To obtain complete data for the superficial velocity, two antennas are necessary, a transmitting antenna and a receiving antenna to capture the reflected signal. A computer system analyses this signal to determine the swell and currents. The radial data from both stations, Ibiza and Formentera, is combined to create total vectors of superficial currents with a spatial resolution of 3 kilometres and a scope of up to 70 kilometres. This data is used to produce numerical models which generate oceanographic forecasts.
These are low power emissions and do not represent any danger for the marine or terrestrial environments. So it is possible to safely observe, in real-time, the trajectory of the superficial currents and the formation of eddies.
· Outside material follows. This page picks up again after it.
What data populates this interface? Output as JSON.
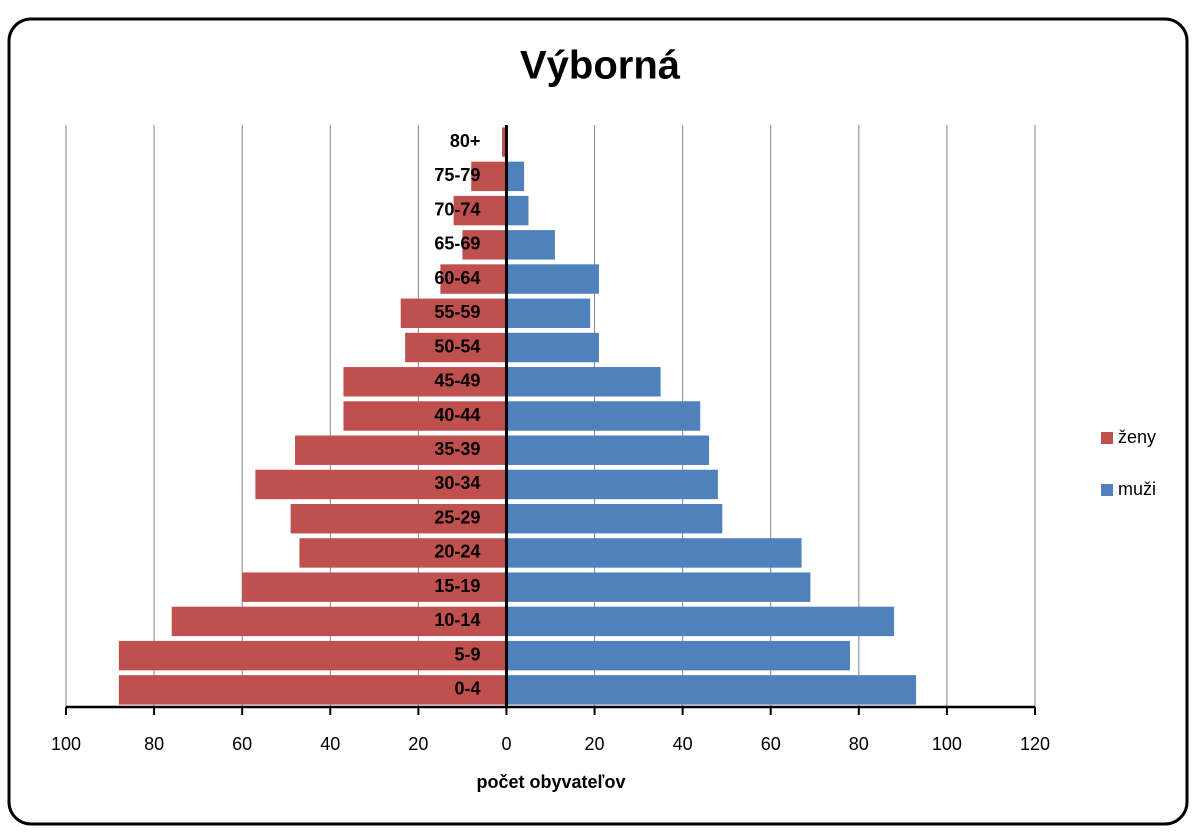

TECHNOLOGY FOR REMOTE SENSING OF CURRENTS
The HF Radar technology provides real-time observational data of the superficial currents via coastal stations.
Understanding marine currents is of great importance for the development of activities linked to maritime transport, recreational boating or the construction of dykes and ports. Thanks to the development of various monitoring instruments, currents are recorded by means of devices in the sea such as buoys or current metres, which supplement the data from the HF Radar.